Vitaly Mansky, director of documentary films, for the film “Pipe” (2013) received the prize of the XXIV film festival “Kinotavr”.

Alexander Shatalov

“I love to travel and travel guides are interesting reading for me. And this one is the most unusual of them all. It leads exactly to the Istanbul that you want to see, reveals what is hidden behind new buildings, in courtyards or basements of buildings. And the city begins to turn its true beauty and history. Even about Hagia Sophia, the most famous monument of the city, you can learn amazing details. The current Royal Doors of the cathedral were made in the 750th century. And the former were made from the planks of Noah’s Ark and then stolen by the crusaders. Their silver pens had a healing property: the poisoned could put them in his mouth – and he felt better. With the help of this book, you can immerse yourself in the history of the Ancient World for several days. It is unthinkable to take it with you to Istanbul – it is too voluminous, XNUMX pages! But it’s time to prepare for the trip.”

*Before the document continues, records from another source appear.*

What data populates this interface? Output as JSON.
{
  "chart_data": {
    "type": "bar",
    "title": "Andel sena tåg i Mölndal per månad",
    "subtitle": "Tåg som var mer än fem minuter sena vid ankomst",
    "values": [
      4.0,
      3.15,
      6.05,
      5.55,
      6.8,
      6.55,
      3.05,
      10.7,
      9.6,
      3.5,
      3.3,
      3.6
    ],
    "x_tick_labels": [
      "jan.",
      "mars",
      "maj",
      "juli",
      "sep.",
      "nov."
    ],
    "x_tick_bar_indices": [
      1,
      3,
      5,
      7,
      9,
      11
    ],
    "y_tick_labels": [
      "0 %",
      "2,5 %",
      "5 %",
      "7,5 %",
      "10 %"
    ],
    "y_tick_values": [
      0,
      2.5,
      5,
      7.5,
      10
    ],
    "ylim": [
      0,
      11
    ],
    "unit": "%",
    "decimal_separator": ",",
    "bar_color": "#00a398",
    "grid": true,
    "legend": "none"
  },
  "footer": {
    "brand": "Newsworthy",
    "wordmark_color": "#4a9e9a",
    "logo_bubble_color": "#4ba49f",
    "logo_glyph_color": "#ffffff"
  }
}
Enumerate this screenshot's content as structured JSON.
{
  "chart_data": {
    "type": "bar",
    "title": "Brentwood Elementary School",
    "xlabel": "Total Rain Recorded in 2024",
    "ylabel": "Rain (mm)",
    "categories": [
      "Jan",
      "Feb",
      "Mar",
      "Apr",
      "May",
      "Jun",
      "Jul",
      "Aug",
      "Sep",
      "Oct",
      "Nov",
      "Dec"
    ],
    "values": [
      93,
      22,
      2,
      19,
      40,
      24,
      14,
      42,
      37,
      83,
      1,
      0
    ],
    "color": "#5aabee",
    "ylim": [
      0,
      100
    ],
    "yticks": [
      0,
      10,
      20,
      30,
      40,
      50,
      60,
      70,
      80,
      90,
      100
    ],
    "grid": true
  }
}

Around the world, 752 p., 518 rubles.

Alexander Shatalov, poet, TV presenter, author of documentaries, among them Nemukhin Monologues (2013).

Elena Gremina

“Documentary evidence has a special attraction for me. So I will finish reading the book of the historian Vladimir Kobrin. Now history, as always in troubled times, has been updated – it is being interpreted, falsified, a single textbook is being composed … It is known that history is written – and rewritten – by the winners. And now, apparently, another such moment. And reading the work of a serious scientist is a return to the norm, to the meaning of historical evidence. The figure of Ivan the Terrible and his deeds is just one of the points of actualization of the past. All questions to her are important for us today. Grozny – a tyrant or a collector of lands? What was the oprichnina – an assembly of lawless people or a detachment of patriots? Finally, who is Malyuta Skuratov – an obliging executioner or a guardian of the motherland? Kobrin’s book does not provide easy answers.

RGGU, 376 p., 232 rubles.

Elena Gremina, playwright, director of Theatre.doc, author of the new play “150 Reasons Not to Defend the Homeland” (December 23, Theatre.doc).

Tatyana Shcherbina

“The first book of Pavel Basinsky’s trilogy, Leo Tolstoy: Escape from Paradise, was given to me by the publishing house two years ago. I was going to skim, no more – I was never fond of Tolstoy – but I could not tear myself away until I finished reading it. It turned out to be a documentary novel about the fact that the flight from home paradise was also Russia’s flight from itself, the crack crept, ending in collapse, in revolution. Tolstoy felt this process before others. The second book, The Saint Against the Lion, is about the same thing, but in the aspect of religion: a dispute in absentia and enmity between Leo Tolstoy and John of Kronstadt. The dramatic intensity of the book is such that it sparkles. The situation of those years resembles the current one, and everywhere. Basinsky shows the mechanism of rock, reflected in personal destiny – here is some new literary genre, at the forefront of relevance, albeit about history, non-fiction as a breathtaking novel.

AST, 576 p., 382 rub.

Tatyana Shcherbina, poet, writer, author of several books, the last “Krokozyabry” (AST, Astrel, 2011).

Mikhail Ivanov

“In my free time, I am not drawn to light, entertaining reading: it can grab, but does not leave an aftertaste. And I would like to experience deep feelings, to find a wise interlocutor in the author. I had heard about the book Interlinear for a long time, but I didn’t know anything about Lilianna Lungina, I didn’t know that she translated Astrid Lindgren’s Carlson and many other books. So my professional interest also arose: as a publisher, I appreciate a good translation and I believe that a talented translator is a real co-author of a book. They also told me about Interlinear that it was an autobiography, but rather unusual. In it, through the fate of one hero, the fate of the whole country is revealed, and this attracts me. In general, other people’s biographies provoke you to think about yourself: about what you have inherited and what you will leave as a legacy to those who come after you.

Corpus, 480 p., 500 rubles.

Mikhail Ivanov, publisher, editor-in-chief of the Mann, Ivanov and Ferber publishing house.